Because I will be gone this week, please use part of your reflection to engage with two of these articles. Your reflections can/should still be personal, but they should reveal thoughtful consideration of identity and its implications on work, structurally and in its content. This reflection should be longer (1-2 pages).


Issues regarding the inclusivity of the canon has always plagued me as an aspiring writer. The mere fact that my identity controls whether or not my work can be considered “good enough” is daunting because evaluation tends to depend on the author and not the work of the author. However, this distinction has fueled me to challenge this idea of the canon and what is deemed textual or not; hence my choice to lyrically analyze an album rather than a book. In regards to the two pieces that overviewed race issues in the Digital Humanities community, I was pleased to find that the second piece answered the first article’s question of “why is Digital Humanities so white”? The community is so white because of the focus on technological production, which is limited to the privileged, rather than focusing on qualitative theoretical production equally.

In the first article, the author’s overviewed how panels primarily talked about technology, and tool productions, rather than race issues. I would argue that this anomaly is because the community is so white. White people do not have to worry about race relations because they are in a government system that benefits them. Thus, checking one’s privilege, like why a room full of white people are not discussing race, does not come to mind because that would involve acknowledging more complicated issues, like the history of the nation, how the history impacts the present, and how social issues have not progressed much over the years. Making such a realization would involve critiquing the very foundation of the government and society that people hold dear to their hearts, which makes sense why the panel would rather talk about technological tool creation instead of elaborating on why the panel is so exclusive; a topic that the second article broke down very well.

    The second piece provided elaboration on the theoretical processes leading to the creation of the White Violence, Black Resistance project.

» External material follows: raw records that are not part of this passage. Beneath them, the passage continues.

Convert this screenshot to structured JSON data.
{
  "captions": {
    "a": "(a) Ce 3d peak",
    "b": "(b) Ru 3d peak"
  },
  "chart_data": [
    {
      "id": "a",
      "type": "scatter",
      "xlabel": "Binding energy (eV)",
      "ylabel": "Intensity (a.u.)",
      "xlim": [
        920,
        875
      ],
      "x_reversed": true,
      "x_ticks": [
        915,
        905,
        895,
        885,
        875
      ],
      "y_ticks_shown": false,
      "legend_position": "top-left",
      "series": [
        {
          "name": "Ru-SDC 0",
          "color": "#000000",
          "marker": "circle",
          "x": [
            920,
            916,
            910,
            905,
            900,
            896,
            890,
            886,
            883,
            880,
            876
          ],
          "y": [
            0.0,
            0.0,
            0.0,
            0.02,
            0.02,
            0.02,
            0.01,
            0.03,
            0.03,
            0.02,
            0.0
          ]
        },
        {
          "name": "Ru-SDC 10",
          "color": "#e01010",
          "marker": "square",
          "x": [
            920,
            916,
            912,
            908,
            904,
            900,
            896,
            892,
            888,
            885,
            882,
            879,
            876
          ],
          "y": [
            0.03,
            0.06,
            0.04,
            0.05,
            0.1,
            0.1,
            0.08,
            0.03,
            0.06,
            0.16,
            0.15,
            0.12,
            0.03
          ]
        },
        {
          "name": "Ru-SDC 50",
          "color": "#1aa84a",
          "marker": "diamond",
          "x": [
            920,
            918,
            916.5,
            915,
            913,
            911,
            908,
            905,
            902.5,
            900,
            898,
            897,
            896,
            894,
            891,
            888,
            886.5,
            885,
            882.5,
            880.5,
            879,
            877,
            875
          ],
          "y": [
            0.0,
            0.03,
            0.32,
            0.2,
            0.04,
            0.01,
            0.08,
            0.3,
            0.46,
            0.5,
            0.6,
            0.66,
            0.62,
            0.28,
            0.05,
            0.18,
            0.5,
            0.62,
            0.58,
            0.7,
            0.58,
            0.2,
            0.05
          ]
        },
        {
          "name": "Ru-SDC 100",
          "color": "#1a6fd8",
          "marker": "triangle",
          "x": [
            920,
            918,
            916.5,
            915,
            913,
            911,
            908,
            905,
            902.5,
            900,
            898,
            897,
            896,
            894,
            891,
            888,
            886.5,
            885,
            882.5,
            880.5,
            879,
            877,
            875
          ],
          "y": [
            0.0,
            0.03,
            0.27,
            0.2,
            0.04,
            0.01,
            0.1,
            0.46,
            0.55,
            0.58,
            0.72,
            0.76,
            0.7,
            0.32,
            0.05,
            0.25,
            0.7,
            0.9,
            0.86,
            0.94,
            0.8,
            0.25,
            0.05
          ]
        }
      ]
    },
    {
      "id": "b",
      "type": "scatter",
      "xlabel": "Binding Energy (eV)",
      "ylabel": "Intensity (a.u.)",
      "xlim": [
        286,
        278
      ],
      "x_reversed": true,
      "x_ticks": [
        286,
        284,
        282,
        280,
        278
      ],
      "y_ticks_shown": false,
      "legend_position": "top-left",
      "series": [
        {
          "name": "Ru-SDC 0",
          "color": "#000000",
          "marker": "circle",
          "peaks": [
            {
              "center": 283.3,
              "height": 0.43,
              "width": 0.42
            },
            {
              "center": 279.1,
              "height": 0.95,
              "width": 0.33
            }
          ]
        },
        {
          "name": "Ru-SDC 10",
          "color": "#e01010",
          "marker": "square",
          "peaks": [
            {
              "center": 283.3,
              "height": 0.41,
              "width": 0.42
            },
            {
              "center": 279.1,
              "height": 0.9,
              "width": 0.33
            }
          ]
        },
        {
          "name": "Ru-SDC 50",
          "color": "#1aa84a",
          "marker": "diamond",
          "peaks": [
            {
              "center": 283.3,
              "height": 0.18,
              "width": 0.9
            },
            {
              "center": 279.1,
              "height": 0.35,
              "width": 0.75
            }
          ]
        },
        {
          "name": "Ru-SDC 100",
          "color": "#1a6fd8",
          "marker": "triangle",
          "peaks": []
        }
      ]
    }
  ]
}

The authors disagree on the emphasis of technology in the Digital Humanities community because having access to online tools is a privilege in itself. Thus, they aimed to make simple technological production skills, like metadata application, data collection, analysis, etc, accessible to “citizens on the ground” because they were the ones experiencing the injustice at the time. Rather than make a project intended to garner the attention of academic institution’s funding, this project was made to expose the patterns of social injustice throughout our history in order to change society’s views on race and critique what should be included in the Digital Humanities canon. Thus, I argue, that the second article successfully provides an answer to why the Digital Humanities is predominantly white and a solution to fix the ailment. Rather than focusing on the advanced means to creating an online project, which is a privileged mind-frame because it implies one has immediate access to the needed tools, the focus should shift towards making technological production accessible to the very people that are excluded; in result, the Digital Humanities community would, hopefully, diversify while also paying attention to ideological critiques as well as technological tools.